Заложники любви - Перов Юрий Федорович. Страница 64
МАТЬ
Большую часть своей жизни Ирина Сергеевна считала, что виноватых на этом свете нет. Ведь все хотят одного и того же, рассуждала она, все стремятся к счастью. Мы идем к счастью одним путем, другие — другим. Нам этот другой путь кажется неверным. Так в чем же виноваты идущие этим путем? Они только заблуждаются… Их не осуждать, их жалеть надо. Ведь если мы правы, они не найдут счастья. А если найдут? Значит, ошибались мы. В чем же мы виноваты?
Теперь Ирина Сергеевна считает, что невиновных нет.
Когда я начала его терять?
Ночью, в полнолуние, когда не можешь заснуть и ворочаешься, ворочаешься, и все тебе неудобно — и подушки в морщинах, и одеяло тяжелое, душное, и вода капает на кухне. Вот тогда вдруг и возникает этот вопрос. Меня словно подбрасывает на кровати.
Обычно я одеваюсь, иду на кухню, ставлю чайник, беру какую-нибудь книгу, пью чай и читаю… Все равно что, все равно с какого места. Бессмысленно вожу глазами по строчкам, возвращаюсь к начал}, спохватываюсь, что давно уже далека от текста, и, снова шевеля губами, произнося чужие слова вслух, соскальзываю на свой безответный вопрос: «Когда же я начала его терять?»

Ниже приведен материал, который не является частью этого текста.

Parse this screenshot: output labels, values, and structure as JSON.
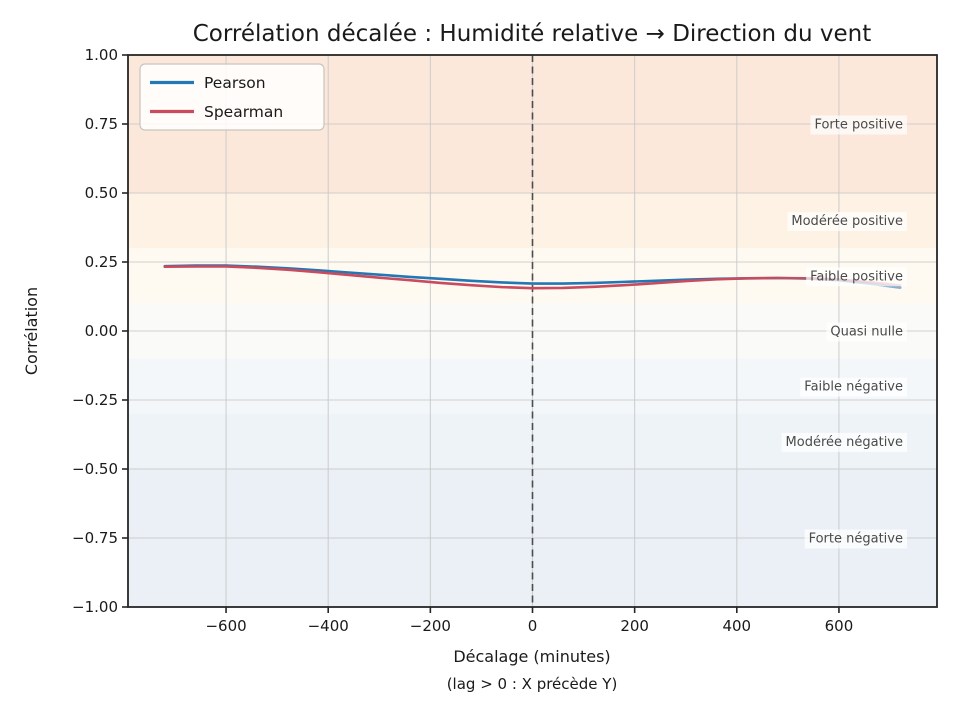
{
  "chart_data": {
    "type": "line",
    "title": "Corrélation décalée : Humidité relative → Direction du vent",
    "xlabel": "Décalage (minutes)",
    "xlabel2": "(lag > 0 : X précède Y)",
    "ylabel": "Corrélation",
    "xlim": [
      -792,
      792
    ],
    "ylim": [
      -1,
      1
    ],
    "grid": true,
    "legend_position": "upper left",
    "x_ticks": [
      -600,
      -400,
      -200,
      0,
      200,
      400,
      600
    ],
    "x_tick_labels": [
      "−600",
      "−400",
      "−200",
      "0",
      "200",
      "400",
      "600"
    ],
    "y_ticks": [
      -1.0,
      -0.75,
      -0.5,
      -0.25,
      0.0,
      0.25,
      0.5,
      0.75,
      1.0
    ],
    "y_tick_labels": [
      "−1.00",
      "−0.75",
      "−0.50",
      "−0.25",
      "0.00",
      "0.25",
      "0.50",
      "0.75",
      "1.00"
    ],
    "vline_x": 0,
    "x": [
      -720,
      -660,
      -600,
      -540,
      -480,
      -420,
      -360,
      -300,
      -240,
      -180,
      -120,
      -60,
      0,
      60,
      120,
      180,
      240,
      300,
      360,
      420,
      480,
      540,
      600,
      660,
      720
    ],
    "series": [
      {
        "name": "Pearson",
        "color": "#2277b4",
        "values": [
          0.235,
          0.237,
          0.237,
          0.233,
          0.227,
          0.22,
          0.212,
          0.204,
          0.196,
          0.189,
          0.182,
          0.176,
          0.172,
          0.172,
          0.174,
          0.178,
          0.182,
          0.186,
          0.189,
          0.191,
          0.192,
          0.19,
          0.184,
          0.172,
          0.157
        ]
      },
      {
        "name": "Spearman",
        "color": "#c94b5e",
        "values": [
          0.233,
          0.234,
          0.234,
          0.229,
          0.222,
          0.213,
          0.203,
          0.193,
          0.184,
          0.174,
          0.166,
          0.159,
          0.155,
          0.156,
          0.16,
          0.166,
          0.173,
          0.181,
          0.187,
          0.191,
          0.192,
          0.191,
          0.187,
          0.177,
          0.165
        ]
      }
    ],
    "zones": [
      {
        "label": "Forte positive",
        "from": 0.5,
        "to": 1.0,
        "color": "#fce8db",
        "label_at": 0.75
      },
      {
        "label": "Modérée positive",
        "from": 0.3,
        "to": 0.5,
        "color": "#fdf2e4",
        "label_at": 0.4
      },
      {
        "label": "Faible positive",
        "from": 0.1,
        "to": 0.3,
        "color": "#fefaf2",
        "label_at": 0.2
      },
      {
        "label": "Quasi nulle",
        "from": -0.1,
        "to": 0.1,
        "color": "#fafbf8",
        "label_at": 0.0
      },
      {
        "label": "Faible négative",
        "from": -0.3,
        "to": -0.1,
        "color": "#f3f7fa",
        "label_at": -0.2
      },
      {
        "label": "Modérée négative",
        "from": -0.5,
        "to": -0.3,
        "color": "#eef3f8",
        "label_at": -0.4
      },
      {
        "label": "Forte négative",
        "from": -1.0,
        "to": -0.5,
        "color": "#eaf0f6",
        "label_at": -0.75
      }
    ],
    "style": {
      "grid_color": "#c9c9c9",
      "spine_color": "#262626",
      "vline_color": "#4d4d4d",
      "zone_label_color": "#4a4a4a",
      "legend_bg": "rgba(255,255,255,0.85)",
      "legend_border": "#c9c4bf"
    }
  }
}
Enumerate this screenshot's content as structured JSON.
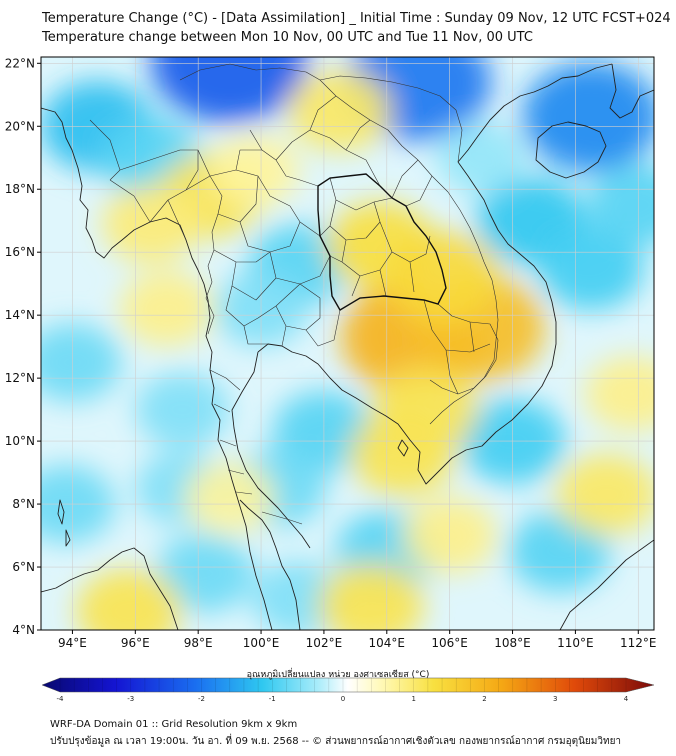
{
  "title": {
    "line1": "Temperature Change (°C) - [Data Assimilation] _ Initial Time : Sunday 09 Nov, 12 UTC FCST+024",
    "line2": "Temperature change between Mon 10 Nov, 00 UTC and Tue 11 Nov, 00 UTC"
  },
  "axes": {
    "lat_labels": [
      "22°N",
      "20°N",
      "18°N",
      "16°N",
      "14°N",
      "12°N",
      "10°N",
      "8°N",
      "6°N",
      "4°N"
    ],
    "lat_values": [
      22,
      20,
      18,
      16,
      14,
      12,
      10,
      8,
      6,
      4
    ],
    "lon_labels": [
      "94°E",
      "96°E",
      "98°E",
      "100°E",
      "102°E",
      "104°E",
      "106°E",
      "108°E",
      "110°E",
      "112°E"
    ],
    "lon_values": [
      94,
      96,
      98,
      100,
      102,
      104,
      106,
      108,
      110,
      112
    ],
    "lon_range": [
      93,
      112.5
    ],
    "lat_range": [
      4,
      22.2
    ]
  },
  "colorbar": {
    "title": "อุณหภูมิเปลี่ยนแปลง หน่วย องศาเซลเซียส (°C)",
    "tick_labels": [
      "-4",
      "-3",
      "-2",
      "-1",
      "0",
      "1",
      "2",
      "3",
      "4"
    ],
    "tick_values": [
      -4,
      -3,
      -2,
      -1,
      0,
      1,
      2,
      3,
      4
    ],
    "range": [
      -4,
      4
    ]
  },
  "field": {
    "warm_centers": [
      {
        "lon": 104.8,
        "lat": 13.3,
        "value": 1.8
      },
      {
        "lon": 106.9,
        "lat": 13.6,
        "value": 1.6
      },
      {
        "lon": 103.8,
        "lat": 16.2,
        "value": 1.0
      },
      {
        "lon": 105.8,
        "lat": 15.2,
        "value": 1.1
      },
      {
        "lon": 98.4,
        "lat": 17.8,
        "value": 0.9
      },
      {
        "lon": 96.5,
        "lat": 16.9,
        "value": 0.7
      },
      {
        "lon": 102.5,
        "lat": 20.5,
        "value": 0.8
      },
      {
        "lon": 105.2,
        "lat": 11.0,
        "value": 0.9
      },
      {
        "lon": 104.5,
        "lat": 9.6,
        "value": 0.9
      },
      {
        "lon": 97.0,
        "lat": 14.2,
        "value": 0.6
      },
      {
        "lon": 95.8,
        "lat": 4.6,
        "value": 0.9
      },
      {
        "lon": 103.5,
        "lat": 4.8,
        "value": 0.9
      },
      {
        "lon": 111.0,
        "lat": 8.3,
        "value": 0.8
      },
      {
        "lon": 111.8,
        "lat": 11.5,
        "value": 0.6
      },
      {
        "lon": 106.0,
        "lat": 7.0,
        "value": 0.6
      },
      {
        "lon": 99.0,
        "lat": 8.2,
        "value": 0.5
      },
      {
        "lon": 99.8,
        "lat": 18.6,
        "value": 0.5
      }
    ],
    "cool_centers": [
      {
        "lon": 99.0,
        "lat": 22.1,
        "value": -2.2
      },
      {
        "lon": 105.0,
        "lat": 21.4,
        "value": -1.9
      },
      {
        "lon": 110.5,
        "lat": 20.3,
        "value": -1.7
      },
      {
        "lon": 94.8,
        "lat": 20.0,
        "value": -1.1
      },
      {
        "lon": 96.5,
        "lat": 19.0,
        "value": -0.8
      },
      {
        "lon": 108.6,
        "lat": 17.0,
        "value": -1.0
      },
      {
        "lon": 110.5,
        "lat": 15.5,
        "value": -0.9
      },
      {
        "lon": 101.2,
        "lat": 15.6,
        "value": -0.8
      },
      {
        "lon": 100.0,
        "lat": 14.2,
        "value": -0.6
      },
      {
        "lon": 94.0,
        "lat": 12.5,
        "value": -0.7
      },
      {
        "lon": 97.5,
        "lat": 11.0,
        "value": -0.6
      },
      {
        "lon": 102.0,
        "lat": 10.3,
        "value": -0.8
      },
      {
        "lon": 100.5,
        "lat": 8.5,
        "value": -0.7
      },
      {
        "lon": 98.2,
        "lat": 5.8,
        "value": -0.7
      },
      {
        "lon": 104.0,
        "lat": 6.5,
        "value": -0.8
      },
      {
        "lon": 108.0,
        "lat": 10.0,
        "value": -0.9
      },
      {
        "lon": 109.5,
        "lat": 6.5,
        "value": -0.8
      },
      {
        "lon": 93.8,
        "lat": 8.0,
        "value": -0.7
      },
      {
        "lon": 101.2,
        "lat": 5.0,
        "value": -0.6
      },
      {
        "lon": 112.0,
        "lat": 17.5,
        "value": -0.8
      },
      {
        "lon": 107.0,
        "lat": 19.0,
        "value": -0.5
      },
      {
        "lon": 97.5,
        "lat": 8.5,
        "value": -0.6
      }
    ]
  },
  "colors": {
    "frame": "#000000",
    "grid": "#cfcfcf",
    "coast": "#222222",
    "border": "#333333"
  },
  "footer": {
    "line1": "WRF-DA Domain 01 :: Grid Resolution 9km x 9km",
    "line2": "ปรับปรุงข้อมูล ณ เวลา 19:00น. วัน อา. ที่ 09 พ.ย. 2568 -- © ส่วนพยากรณ์อากาศเชิงตัวเลข กองพยากรณ์อากาศ กรมอุตุนิยมวิทยา"
  }
}
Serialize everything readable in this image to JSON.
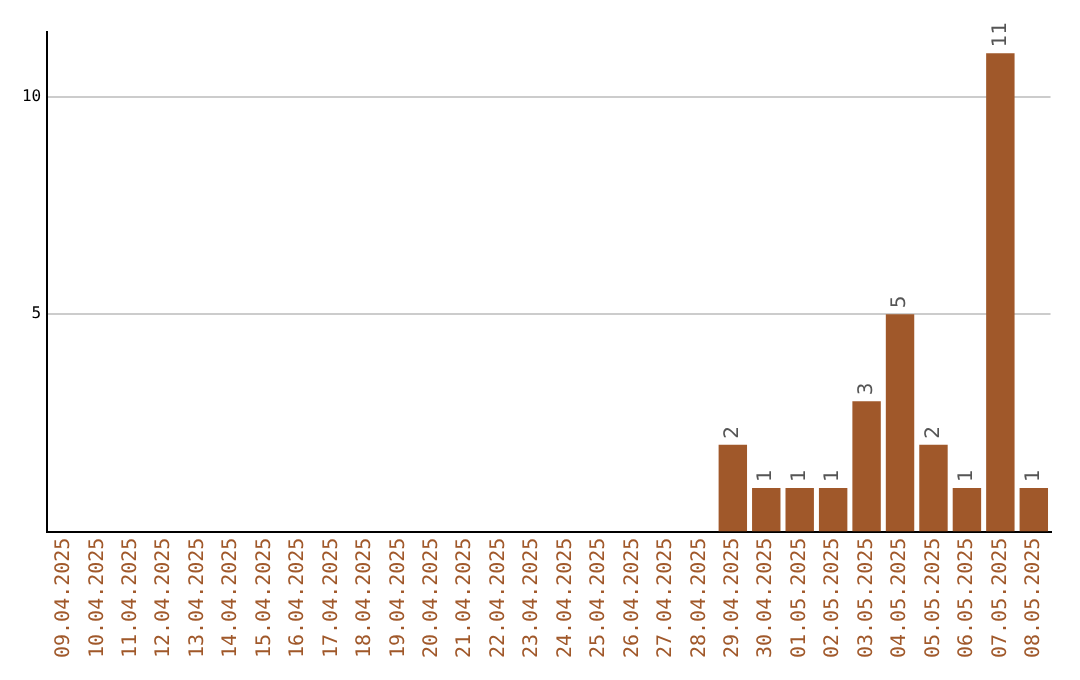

Маленький он был такой смешной… Сперва очень много кричал. Выматывал меня до истерики. Чуть что не но нем — сразу в крик.
Я любила его безумно. И он меня любил, просто светился весь, когда я к нему подходила, но мы еще не были друзьями. Просто мать и сын. А потом, как-то незаметно, я даже не помню когда именно, мы стали друзьями. Провал в памяти, что-то неясное, суматоха какая-то, мельтешение и вдруг отчетливая картинка: мы сидим рядышком на диване и пишем сказку. Пишу я, а он самозабвенно диктует. При этом морщит лобик, бровками двигает, то хмурится, то улыбается и ревниво в блокнот заглядывает и спрашивает: «Ты записываешь, записываешь?» Записываю…
«Идет зайка по лесу и песню поет. Вдруг навстречу лиса:
— Куда идешь, прелестный?
— В огород, капусту сажать.
— Иди.
Пошел зайка дальше. Идет, песню поет. Вдруг из-за дерева выходит тигр, лохматый, похожий на льва…»
Какие прекрасные были времена. Он еще много сказок сочинил, стихов. Я все записывала. И все сохранилось…
А как он заступался за меня, когда кто-нибудь повышал на меня голос!
Мы жили тогда в коммунальной квартире. Соседи были хорошие, простые люди, но очень уставали на работе. Павел Васильевич был шофером «скорой помощи». А его жена Антонина Ивановна работала прессовщицей на механическом заводе. Она не умела тихо разговаривать… Однажды она мне что-то увлеченно рассказывала, а Санечка накинулся на нее, стал оттаскивать за юбку и кричать: «Не ругайся на маму!»
Однажды дедушка, мой отец, посадил Сашку на колени. Сашка дотронулся до его небритой щеки и сказал — «коль-коль». А потом мы читали сказку про ежа, и, естественно, он получил прозвище Коль-коль, а его маленький сынишка стал Коля. И вот каждое утро я спрашивала у Санечки:
— Кто тебе приснился?
— Ежик Коля, — не задумываясь отвечал он.
— И что же он делал?
— Ходил в… океан-море…
И начиналась сказка. Каждый раз новая. Я поняла, что у него дар слова, еще тогда, когда он не все слова выговаривал. В двухлетнем возрасте он сказал:
— Мама, смотри, слова «обожать» и «обижать» похожи. «Обожать» — слово хорошее, а «обижать» — плохое.
Я, должно быть, преувеличивала его достоинства. Я, например, считала, что он самый красивый. Я сравнивала его с другими детьми и старалась быть объективной, но неизменно побеждал он.
Один только раз я встретила мальчика с льняными кудрявыми волосами до плеч и с такими ясными глазками, что даже вздохнула с облегчением. «Вот, — сказала я себе, — этот ребенок безусловно красивее моего. Значит, могу я быть объективной. Значит, он действительно красивее многих». Вот и вся цена моей объективности.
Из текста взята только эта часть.